Im Januar 2018 lerne ich ihn kennen. Sein Blick ist klar, seine Wortwahl überlegt und humorvoll, sein Geist kennt die Leichtigkeit. Zum ersten Mal in meinem Leben erfahre ich eine Liebesbeziehung, bei der meine Behinderung nicht permanent Thema ist. Eine Beziehung, in der ich meine Werte und meine Liebe ausleben kann. Ich darf sein. Und ich lasse ihn sein. Das tut uns beiden gut.

"Und, und, und?", fragen meine Freund*innen erwartungsvoll. "Wo ist der Haken?! Ist er einsam, hässlich, pervers?" Ich denke nach, aber finde partout keinen Haken und schüttele den Kopf. "Wie jetzt, kein Drama?", fragen sie. "Nein, diesmal kein Drama", antworte ich und strahle. "Er ist wunderbar."

So wunderbar er ist, so erschreckend die Vorurteile. Wenn sie eine Behinderung hat und er nicht, dann hat er wohl ein Helfersyndrom und sie ist dankbar, überhaupt einen Kerl abbekommen zu haben. Oder er ist pervers. Das denken die Leute. Dass es aber in privaten Räumen und Betten am Ende alles ganz anders abläuft, das denkt sich niemand. Dass ein Mann an der Seite einer Frau im Rollstuhl weder der Held, noch besonders stark ist, geht nicht in die Köpfe. Genau wie dass die Frau im Rollstuhl nicht auf Biegen und Brechen zusammen bleiben möchte, sondern dass sie einfach die besondere Begegnung wertschätzt.
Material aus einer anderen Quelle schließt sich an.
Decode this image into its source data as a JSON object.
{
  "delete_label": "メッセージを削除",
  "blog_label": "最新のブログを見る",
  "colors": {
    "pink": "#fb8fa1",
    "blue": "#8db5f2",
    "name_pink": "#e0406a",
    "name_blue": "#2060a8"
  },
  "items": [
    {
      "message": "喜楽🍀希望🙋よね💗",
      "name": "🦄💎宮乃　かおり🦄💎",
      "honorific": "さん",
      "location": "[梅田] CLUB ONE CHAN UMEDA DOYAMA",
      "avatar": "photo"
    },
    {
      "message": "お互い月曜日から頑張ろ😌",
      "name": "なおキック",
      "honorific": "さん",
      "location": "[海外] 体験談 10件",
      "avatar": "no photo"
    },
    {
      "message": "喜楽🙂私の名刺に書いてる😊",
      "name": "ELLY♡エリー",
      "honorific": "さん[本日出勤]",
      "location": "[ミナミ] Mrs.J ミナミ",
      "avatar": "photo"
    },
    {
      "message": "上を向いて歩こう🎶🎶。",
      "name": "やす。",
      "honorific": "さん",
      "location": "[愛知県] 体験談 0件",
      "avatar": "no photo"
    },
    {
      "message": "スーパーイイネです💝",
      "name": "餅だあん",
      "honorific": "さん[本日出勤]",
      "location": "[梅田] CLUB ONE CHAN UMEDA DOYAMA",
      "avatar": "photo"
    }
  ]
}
Eine Begegnung, in der beide mutig, offen und neugierig aufeinander zugegangen sind.

Die Blicke der anderen Menschen

Uns ist bewusst, dass wir ein besonderes Paar sind. Wir fallen auf: Wir sind zwei ausdrucksstarke, auffallende Persönlichkeiten. Die Blicke der anderen Menschen schwanken zwischen Bewunderung, Verwunderung, Staunen und viel Neugierde. Wenn wir über unsere Beziehung ausgefragt werden, haben wir den Impuls, etwas total Krasses erzählen zu müssen, aber uns fällt einfach nichts ein. Die Wahrheit ist recht langweilig: Wir sind ein normales Paar, das viele schöne, intime Momente genießt, in denen die Welt stehen bleibt und wir einander sicher sind. Und naürlich es gibt auch Streitereien, Diskussionen, Unsicherheiten. Wie in jeder anderen Beziehung müssen auch wir Kompromisse eingehen. Manchmal fängt das bei der Fernsehunterhaltung an.
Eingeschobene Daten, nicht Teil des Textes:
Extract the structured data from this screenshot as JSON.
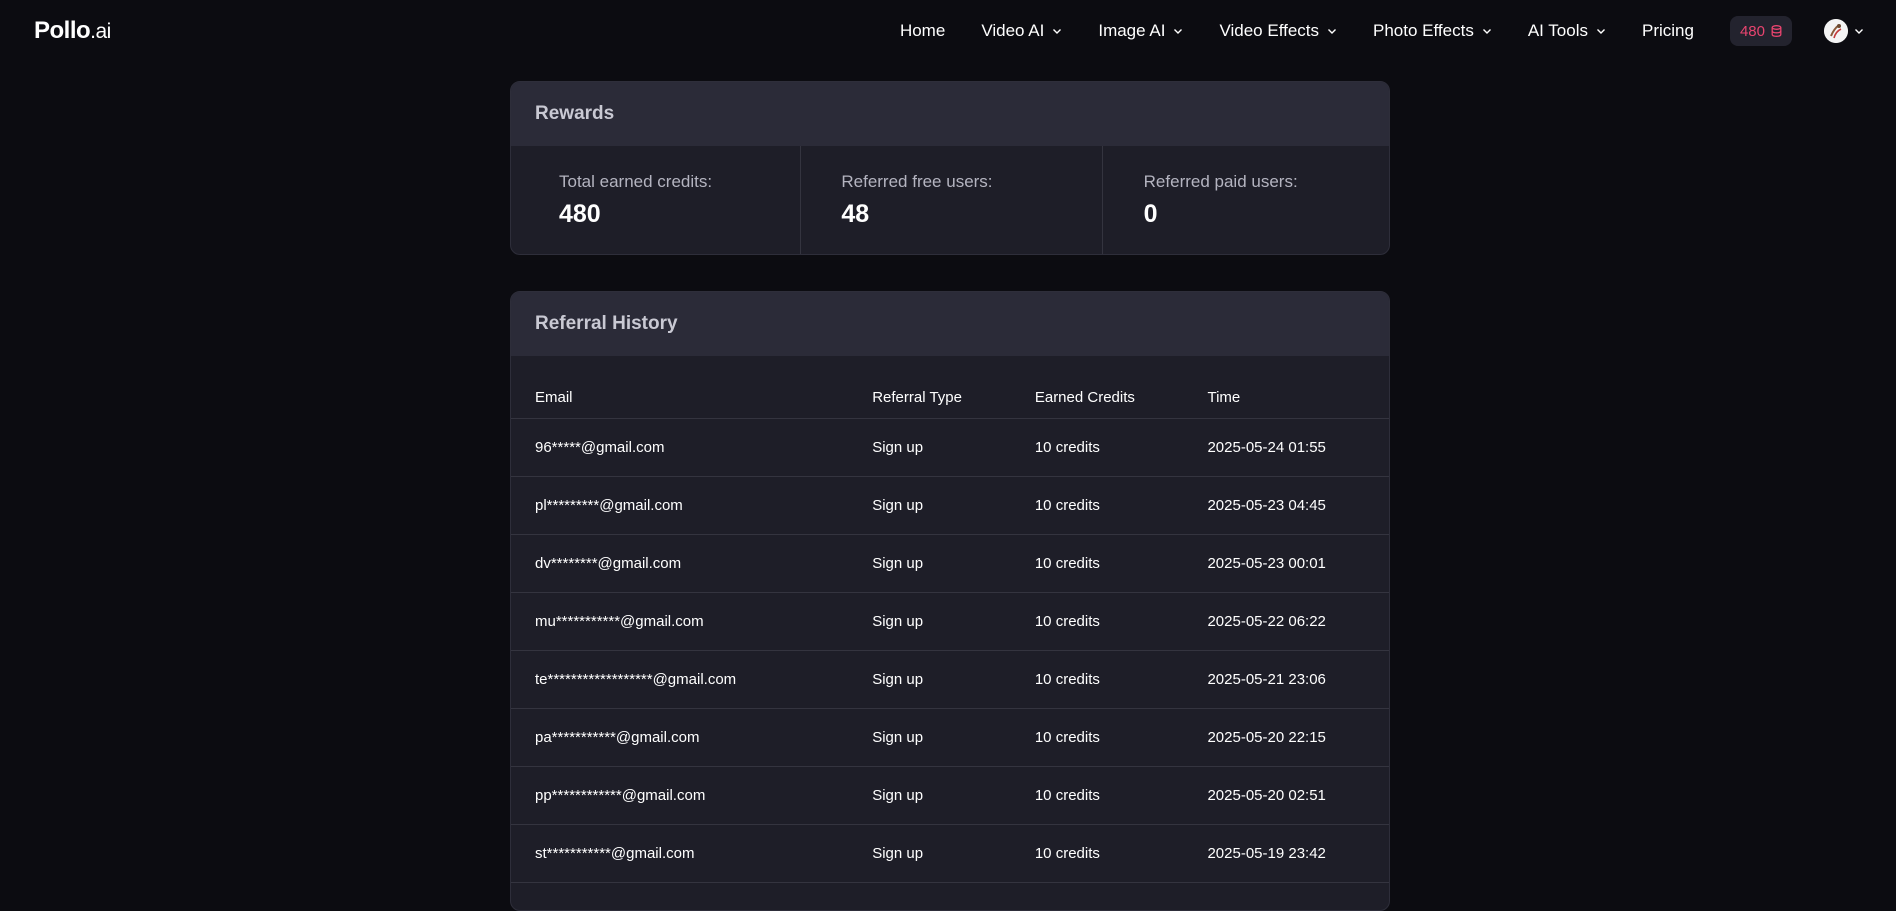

Unsere Beziehung ist keine Held*innentat, sondern eine bewusste Entscheidung füreinander.

Wir reden viel, er besonders am Morgen, ich lieber am Abend, und wir umarmen uns oft. Dabei fahre ich durch seine braunen Locken und er küsst mich sanft auf den Kopf. Unsere Beziehung ist keine Held*innentat, sondern eine bewusste Entscheidung füreinander. Beziehung bedeutet immer Arbeit, ob mit oder ohne Behinderung. Dieser Match veränderte viel in meinem Leben und bestätigt mich in meiner tiefen Überzeugung: Wenn ich lieben kann, kann auch ich geliebt werden.